Лошади с крыльями - стр. 36
– Он сказал: «Лик…» А потом чего? – перебила бы Алка.
– Ничего. Остановился: на, гляди! Белозубый, молодой. Над головой небо. За спиной цветущий куст тамариска. Или саксаула. Мы все время путали: саксаул или аксакал. Хотя саксаул – это дерево, а аксакал – старый человек. Кстати, саксаул тонет в воде.
– Так же как и аксакал, – вставила бы Алка.
– Я не поверила. Бросила тоненькую веточку, и она тут же пошла ко дну.
– Не отвлекайся, – попросила бы Алка. – Ты все время отвлекаешься.
– А на чем я остановилась?
– Белозубый. Молодой.
Потом-то увидела, что не такой уж молодой. Под сорок. Или над сорок. Усталость уже скопилась в нем, но качественного скачка еще не произошло. Он еще двигался и смеялся, как тридцатилетний. Возраст не читался совершенно. Но это другими не читался. Наташа увидела все. Увидела, что бедный – почти нищий. Нервный – почти сумасшедший. Одинок. И ждет любви. Ее ждет. Наташу. Почти все люди на всей земле ждут любви. И в Швеции, откуда Володя привез платье. И в Туркмении, где выставка детского рисунка. И в Италии, где хорошие режиссеры ставят хорошее кино. И даже в Китае – и там ждут любви. Но, как правило, ждут в обществе своих жен, детей, любовниц. А Мансуров ждет один. И уже с ума сошел, так устал ждать.
– А как ты это увидела?
– Ясновидящая. Как летучая мышь.
– Летучая мышь слепая, а дальше что было?

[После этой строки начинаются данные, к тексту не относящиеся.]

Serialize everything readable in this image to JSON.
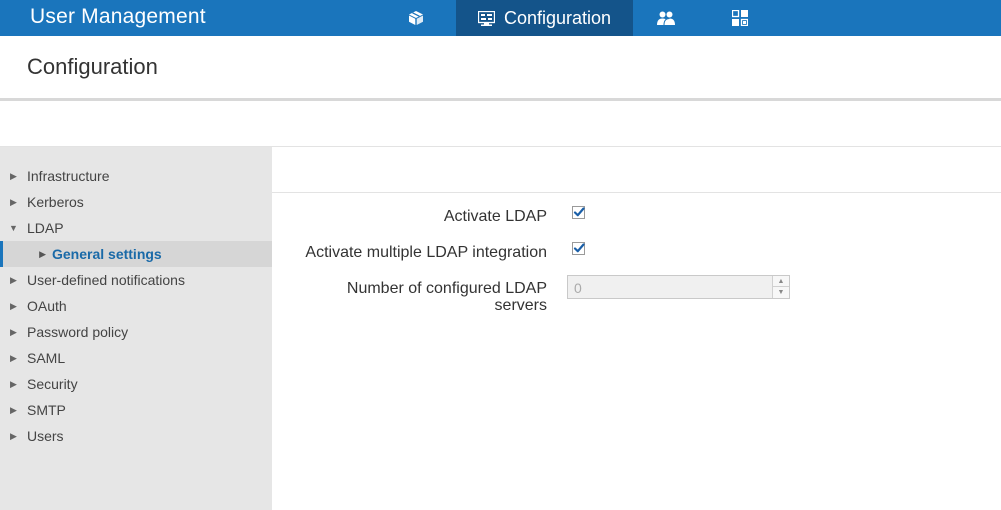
{
  "app": {
    "title": "User Management"
  },
  "nav": [
    {
      "icon": "package-icon",
      "label": ""
    },
    {
      "icon": "configuration-icon",
      "label": "Configuration",
      "active": true
    },
    {
      "icon": "users-icon",
      "label": ""
    },
    {
      "icon": "dashboard-icon",
      "label": ""
    }
  ],
  "page": {
    "title": "Configuration"
  },
  "sidebar": {
    "items": [
      {
        "label": "Infrastructure",
        "expanded": false
      },
      {
        "label": "Kerberos",
        "expanded": false
      },
      {
        "label": "LDAP",
        "expanded": true
      },
      {
        "label": "General settings",
        "child": true,
        "selected": true
      },
      {
        "label": "User-defined notifications",
        "expanded": false
      },
      {
        "label": "OAuth",
        "expanded": false
      },
      {
        "label": "Password policy",
        "expanded": false
      },
      {
        "label": "SAML",
        "expanded": false
      },
      {
        "label": "Security",
        "expanded": false
      },
      {
        "label": "SMTP",
        "expanded": false
      },
      {
        "label": "Users",
        "expanded": false
      }
    ]
  },
  "form": {
    "activate_ldap": {
      "label": "Activate LDAP",
      "checked": true
    },
    "activate_multiple": {
      "label": "Activate multiple LDAP integration",
      "checked": true
    },
    "num_servers": {
      "label_line1": "Number of configured LDAP",
      "label_line2": "servers",
      "value": "0"
    }
  },
  "colors": {
    "accent": "#1a75bc",
    "active_nav": "#14548a",
    "sidebar_bg": "#e6e6e6"
  }
}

– Больше я его в этот вечер не помню. Меня посадили с начальством.
– А Мансуров кто?
– Художник. Он был в составе жюри.
– Но жюри – это тоже начальство.
– Художник и начальник – это разные субстанции.
– А почему ты сама с ним не села?
– Я ничего не решала.
– А дальше?
– Плохо помню. Было много выпито, и съедено, и сказано. И все это с восточным размахом, широтой и показухой. Потом какие-то машины, куда-то ехали, и опять все сначала – в закрытом помещении, с музыкой, танцами, круговертью талантов, полуталантов, спекулянтов, жаждавших духовности, красивых женщин, никому не пригодившихся по-настоящему.
– А главное?
– Главное – это мой успех. Ты же знаешь, Алка, я никогда не хвастаюсь. Я, наоборот, всегда себя вышучиваю.
– Это так, – кивнула бы Алка.
– Но в этот вечер я была как пробка от шампанского, которую держат возле бутылки стальные канатики. Иначе бы я с треском взлетела в потолок. От меня исходило какое-то счастливое безумие, и у всех, кто на меня смотрел, были сумасшедшие глаза.
– Предчувствие счастья, – сказала бы Алка. – Мансуров.
– Не сам Мансуров, не конкретный Мансуров, а все прекрасное, что есть в жизни: молодость, мечта, подвиг перемен, творческий полет, маленький ребенок – все это называлось Мансуров. Понимаешь?